Filed pursuant to Rule 433
Free Writing Prospectus dated October 17, 2022
Registration No. 333-267579
PRIME MEDICINE, INC.
This free writing prospectus updates the preliminary prospectus dated October 13, 2022 included in Amendment No. 1 to the Registration Statement on Form S-1 (File No. 333-267579) relating to the initial public offering of the common stock of Prime Medicine, Inc. On October 17, 2022, the issuer filed Amendment No. 2 to the Registration Statement on Form S-1. This free writing prospectus updates the preliminary prospectus dated October 13, 2022 with information that is reflected in the preliminary prospectus dated October 17, 2022 included in Amendment No. 2 to the Registration Statement. Amendment No. 2 may be accessed through the following link: https://www.sec.gov/Archives/edgar/data/1894562/000162828022026491/primemedicines-1a2.htm. This free writing prospectus reflects the following updates that were made in the preliminary prospectus:
Prospectus Summary and Business
The portfolio chart appearing on pages 6, 128 and 163 of Amendment No. 1 to the Registration Statement was updated to clarify that the sickle cell disease program is currently in the discovery stage.
Use of Proceeds
The words “for certain of our current therapeutic programs” were removed from the second bullet point in the Use of Proceeds discussion on page 86, such that the second bullet point on page 86 will read as follows (with a corresponding change on page 13):
•approximately $65.0 million for IND-enabling studies and the potential initiation of clinical studies;
In addition, the following language was added as the third sentence in the last paragraph on page 86: “As a result, and due to the number of our programs currently in preclinical development, we currently are unable to specify to what stage of development the proceeds from this offering and our current cash, cash equivalents, and short-term investments will bring any particular program.”

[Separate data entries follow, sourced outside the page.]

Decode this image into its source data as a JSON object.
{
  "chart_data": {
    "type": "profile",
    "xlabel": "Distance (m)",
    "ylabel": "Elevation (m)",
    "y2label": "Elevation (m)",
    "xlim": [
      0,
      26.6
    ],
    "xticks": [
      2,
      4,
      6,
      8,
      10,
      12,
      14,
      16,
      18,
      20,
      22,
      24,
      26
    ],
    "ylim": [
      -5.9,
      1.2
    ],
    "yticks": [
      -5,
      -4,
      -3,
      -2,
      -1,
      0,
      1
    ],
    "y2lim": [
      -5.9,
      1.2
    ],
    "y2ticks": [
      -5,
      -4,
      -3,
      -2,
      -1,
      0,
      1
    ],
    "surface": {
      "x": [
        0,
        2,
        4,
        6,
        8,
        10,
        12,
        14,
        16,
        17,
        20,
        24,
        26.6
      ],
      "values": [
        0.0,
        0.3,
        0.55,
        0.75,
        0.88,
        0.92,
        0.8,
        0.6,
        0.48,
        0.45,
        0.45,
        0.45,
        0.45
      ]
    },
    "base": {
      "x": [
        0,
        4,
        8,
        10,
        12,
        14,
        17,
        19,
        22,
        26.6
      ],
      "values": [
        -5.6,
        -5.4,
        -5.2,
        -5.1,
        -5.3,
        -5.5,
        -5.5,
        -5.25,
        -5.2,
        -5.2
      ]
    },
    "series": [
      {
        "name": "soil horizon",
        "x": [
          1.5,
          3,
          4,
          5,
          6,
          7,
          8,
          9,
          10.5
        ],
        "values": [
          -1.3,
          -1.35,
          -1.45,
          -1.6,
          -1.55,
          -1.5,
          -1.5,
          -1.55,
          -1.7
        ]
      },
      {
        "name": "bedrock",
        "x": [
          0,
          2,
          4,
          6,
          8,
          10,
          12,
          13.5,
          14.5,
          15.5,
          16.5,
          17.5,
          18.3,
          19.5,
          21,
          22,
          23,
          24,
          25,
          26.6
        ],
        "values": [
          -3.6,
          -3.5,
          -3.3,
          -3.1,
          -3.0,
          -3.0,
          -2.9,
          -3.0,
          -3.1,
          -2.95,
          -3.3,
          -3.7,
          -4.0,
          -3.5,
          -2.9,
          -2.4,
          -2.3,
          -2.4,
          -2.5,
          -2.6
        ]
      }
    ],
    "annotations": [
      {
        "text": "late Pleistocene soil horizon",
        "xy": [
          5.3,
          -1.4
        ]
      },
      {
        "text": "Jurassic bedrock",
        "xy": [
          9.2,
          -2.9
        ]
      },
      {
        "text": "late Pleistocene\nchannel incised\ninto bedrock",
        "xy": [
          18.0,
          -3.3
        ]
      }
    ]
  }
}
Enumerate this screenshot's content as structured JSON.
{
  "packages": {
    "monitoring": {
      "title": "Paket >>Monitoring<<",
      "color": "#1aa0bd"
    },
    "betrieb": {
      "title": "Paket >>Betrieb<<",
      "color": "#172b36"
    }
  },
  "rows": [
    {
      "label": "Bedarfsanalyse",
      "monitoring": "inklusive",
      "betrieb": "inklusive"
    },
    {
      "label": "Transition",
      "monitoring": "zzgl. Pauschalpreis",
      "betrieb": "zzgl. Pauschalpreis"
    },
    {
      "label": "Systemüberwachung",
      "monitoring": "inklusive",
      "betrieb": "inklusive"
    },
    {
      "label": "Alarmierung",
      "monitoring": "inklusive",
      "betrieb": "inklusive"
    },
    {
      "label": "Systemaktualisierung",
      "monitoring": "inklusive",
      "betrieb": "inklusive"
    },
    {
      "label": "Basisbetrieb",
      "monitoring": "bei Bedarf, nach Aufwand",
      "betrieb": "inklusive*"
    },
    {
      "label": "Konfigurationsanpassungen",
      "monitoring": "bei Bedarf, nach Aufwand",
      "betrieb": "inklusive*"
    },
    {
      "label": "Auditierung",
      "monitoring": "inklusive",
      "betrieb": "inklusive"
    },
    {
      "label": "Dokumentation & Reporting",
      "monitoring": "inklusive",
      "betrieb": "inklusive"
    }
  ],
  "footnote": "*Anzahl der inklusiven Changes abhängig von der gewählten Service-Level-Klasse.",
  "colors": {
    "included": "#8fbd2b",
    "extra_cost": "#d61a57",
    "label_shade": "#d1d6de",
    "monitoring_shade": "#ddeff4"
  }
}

Prime Medicine, Inc. has filed a registration statement (including a prospectus) with the Securities and Exchange Commission (the “SEC”) for the offering to which this communication relates. Before you invest, you are encouraged to read the prospectus in that registration statement and other documents the issuer has filed with the SEC for more complete information about the issuer and this offering. You may get these documents for free by visiting EDGAR on the SEC Website at www.sec.gov. Alternatively, copies of the preliminary prospectus related to the offering may be obtained from J.P. Morgan Securities LLC, c/o J.P. Morgan Securities LLC, Attention: Broadridge Financial Solutions, 1155 Long Island Avenue, Edgewood, NY 11717, or by telephone, at (866) 803-9204; Morgan Stanley & Co. LLC, Attention: Prospectus Department, 180 Varick Street, 2nd Floor, New York, New York 10014, by telephone at (866) 718-1649, or by email at prospectus@morganstanley.com; Goldman Sachs & Co. LLC, Attention: Prospectus Department, 200 West Street, New York, New York 10282, or by telephone at (866) 471-2526, or by email prospectus-ny@ny.email.gs.com; or Jefferies LLC, Attention: Prospectus Department, 520 Madison Avenue, New York, New York, 10022, or by telephone at (877) 821-7388, or by email at prospectus_department@jefferies.com.
This communication shall not constitute an offer to sell or the solicitation of an offer to buy, nor shall there be any sale of, these securities in any state or other jurisdiction in which such offer, solicitation or sale would be unlawful prior to the registration or qualification under the securities laws of any such state or jurisdiction.